In so einem Moment verschließen sich wohl manche Menschen vor der Realität. Sie setzen in gewissem Sinne Scheuklappen auf, nur um nicht auf das zu hören, was andere ihnen raten - "wake up!", genau das, was Maria ihr klar und deutlich ins Gesicht sagt. Ich denke, im Grunde fühlte Ellie, dass Marias Worte ihre inneren Zweifel wieder aufflammen ließen, aber sie wollte es nicht wahrhaben - Verleugung der Realität.

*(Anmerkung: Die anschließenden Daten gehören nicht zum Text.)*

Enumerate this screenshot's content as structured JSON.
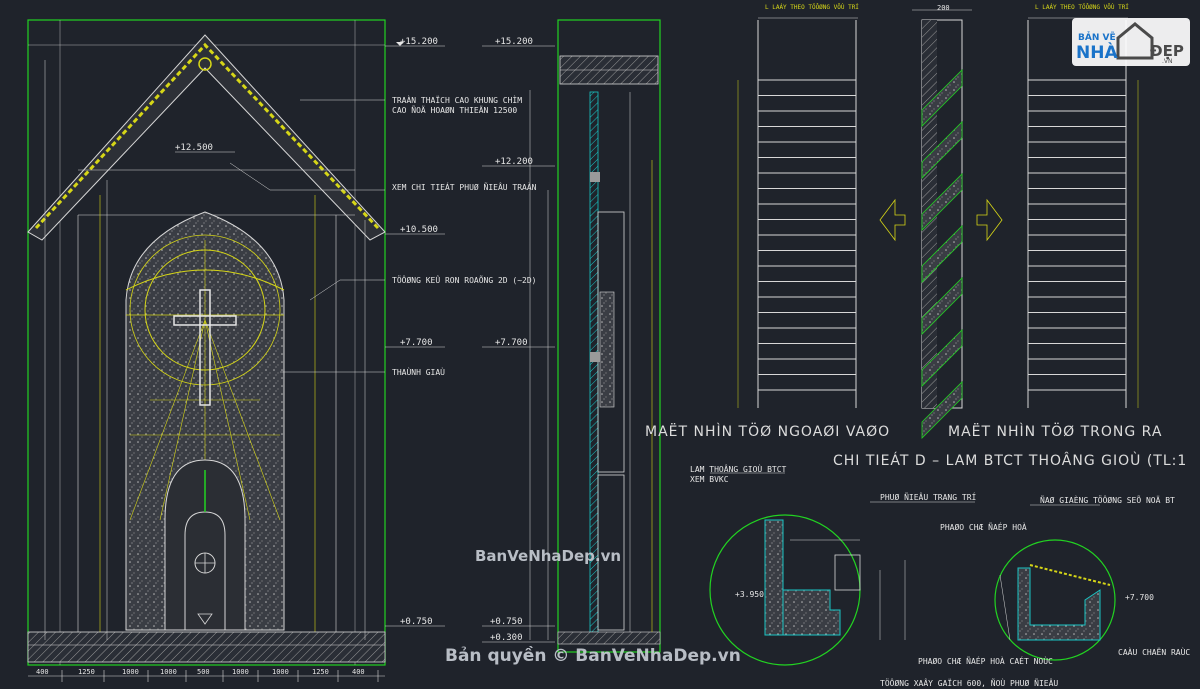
{
  "elev_labels": {
    "e15200a": "+15.200",
    "e15200b": "+15.200",
    "e12500": "+12.500",
    "e12200": "+12.200",
    "e10500": "+10.500",
    "e7700a": "+7.700",
    "e7700b": "+7.700",
    "e0750a": "+0.750",
    "e0750b": "+0.750",
    "e0300": "+0.300",
    "e3950": "+3.950",
    "e7700c": "+7.700"
  },
  "notes": {
    "n1a": "TRAÀN THAÏCH CAO KHUNG CHÌM",
    "n1b": "CAO ÑOÄ HOAØN THIEÄN 12500",
    "n2": "XEM CHI TIEÁT PHUØ ÑIEÂU TRAÀN",
    "n3": "TÖÔØNG KEÛ RON ROAÕNG 2D (~2D)",
    "n4": "THAÙNH GIAÙ"
  },
  "view_titles": {
    "outside": "MAËT NHÌN TÖØ NGOAØI VAØO",
    "inside": "MAËT NHÌN TÖØ TRONG RA",
    "detail": "CHI TIEÁT D – LAM BTCT THOÂNG GIOÙ   (TL:1"
  },
  "top_labels": {
    "l1": "L LAÁY THEO TÖÔØNG VÔÙ TRÍ",
    "l2": "L LAÁY THEO TÖÔØNG VÔÙ TRÍ",
    "w200": "200"
  },
  "detail_notes": {
    "d1": "LAM THOÂNG GIOÙ BTCT",
    "d2": "XEM BVKC",
    "d3": "PHUØ ÑIEÂU TRANG TRÍ",
    "d4": "ÑAØ GIAÈNG TÖÔØNG SEÕ NOÄ BT",
    "d5": "PHAØO CHÆ ÑAÉP HOÀ",
    "d6": "PHAØO CHÆ ÑAÉP HOÀ CAÉT NOÙC",
    "d7": "CAÀU CHAËN RAÙC",
    "d8": "TÖÔØNG XAÂY GAÏCH 600, ÑOÙ PHUØ ÑIEÂU"
  },
  "bottom_dims": [
    "400",
    "1250",
    "1000",
    "1000",
    "500",
    "1000",
    "1000",
    "1250",
    "400"
  ],
  "watermarks": {
    "site": "BanVeNhaDep.vn",
    "copyright": "Bản quyền © BanVeNhaDep.vn"
  },
  "logo": {
    "line1": "BẢN VẼ",
    "line2": "NHÀ",
    "line3": "ĐẸP",
    "url": ".VN"
  },
  "colors": {
    "background": "#1f232b",
    "frame": "#22d322",
    "annotation": "#d6d617",
    "hatch": "#19c5c5",
    "line": "#d7d7d7"
  }
}
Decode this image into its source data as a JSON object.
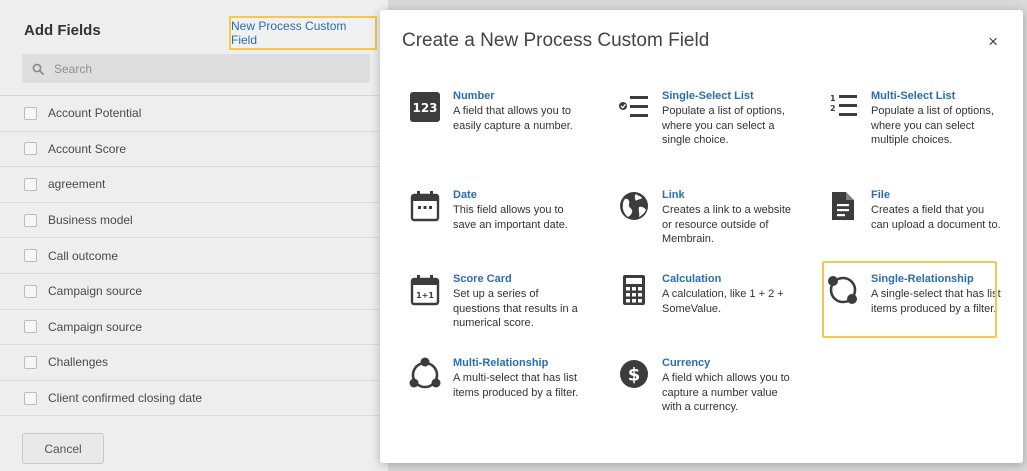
{
  "left_panel": {
    "title": "Add Fields",
    "new_field_link": "New Process Custom Field",
    "search_placeholder": "Search",
    "fields": [
      "Account Potential",
      "Account Score",
      "agreement",
      "Business model",
      "Call outcome",
      "Campaign source",
      "Campaign source",
      "Challenges",
      "Client confirmed closing date"
    ],
    "cancel_label": "Cancel"
  },
  "modal": {
    "title": "Create a New Process Custom Field",
    "close_glyph": "×",
    "options": [
      {
        "name": "Number",
        "desc": "A field that allows you to easily capture a number.",
        "icon": "number-icon"
      },
      {
        "name": "Single-Select List",
        "desc": "Populate a list of options, where you can select a single choice.",
        "icon": "single-select-list-icon"
      },
      {
        "name": "Multi-Select List",
        "desc": "Populate a list of options, where you can select multiple choices.",
        "icon": "multi-select-list-icon"
      },
      {
        "name": "Date",
        "desc": "This field allows you to save an important date.",
        "icon": "calendar-icon"
      },
      {
        "name": "Link",
        "desc": "Creates a link to a website or resource outside of Membrain.",
        "icon": "globe-icon"
      },
      {
        "name": "File",
        "desc": "Creates a field that you can upload a document to.",
        "icon": "file-icon"
      },
      {
        "name": "Score Card",
        "desc": "Set up a series of questions that results in a numerical score.",
        "icon": "score-card-icon"
      },
      {
        "name": "Calculation",
        "desc": "A calculation, like 1 + 2 + SomeValue.",
        "icon": "calculator-icon"
      },
      {
        "name": "Single-Relationship",
        "desc": "A single-select that has list items produced by a filter.",
        "icon": "single-relationship-icon"
      },
      {
        "name": "Multi-Relationship",
        "desc": "A multi-select that has list items produced by a filter.",
        "icon": "multi-relationship-icon"
      },
      {
        "name": "Currency",
        "desc": "A field which allows you to capture a number value with a currency.",
        "icon": "currency-icon"
      }
    ],
    "icon_text": {
      "number": "123",
      "score_card": "1+1",
      "list_1": "1",
      "list_2": "2"
    }
  },
  "colors": {
    "link_blue": "#2a6db0",
    "highlight_yellow": "#f2c94c",
    "icon_dark": "#3c3c3c"
  }
}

Umso heftiger ist ja auch ihre Reaktion - sie beschuldigt Maria hitzig, dass sie ihr das neue Glück nicht gönnen würde. Doch zuletzt gewinnen auch bei Ellie die Zweifel Oberhand, denn sonst hätte sie nie auf dem Weg zu Flughafen angehalten, um ihr Gepäck zu kontrollieren. Die Flucht vor der Realität kann eben nur einen begrenzten Zeiraum aufrechterhatlen werden.
Ich fand es einfach überzeugend, dass JM sich am Ende nicht als der geläuterte Sünder präsentiert hat, sondern authentisch geblieben ist. Und das bedeutete eben in dieser Rolle - er war und blieb der baddie, der zu "seinem Weg" steht, den er kompromisslos verfolgt hat. Ob ihn schließlich doch noch irgendwelche Gewissensbisse plagen, das bleibt dabei dem Interpretationswillen der Zuschauer überlassen. Aber auch Ellie ist ja nicht nur durchwegs die "Gute", sie muss sich gleichfalls einen Spiegel vorhalten. Und das zu verfolgen, war wirklich interessant. Genauso wie die ganze kontroverse Debatte, die das Spiel ausgelöst hat - eben das war ja auch die Intention der writerin. Diesen Punkt hat sie also erreicht.
BTW - RA dürfte sich im Stillen amüsieren - endlich mal eine Rolle, in der man ihn als "richtigen" baddie bezeichnen kann und wo sein (wenngleich aufgesetzter) Charme nicht so recht ziehen will. Das war doch immer ein Wunsch von ihm - mal nicht als reines Schmachtobjekt gesehen zu werden.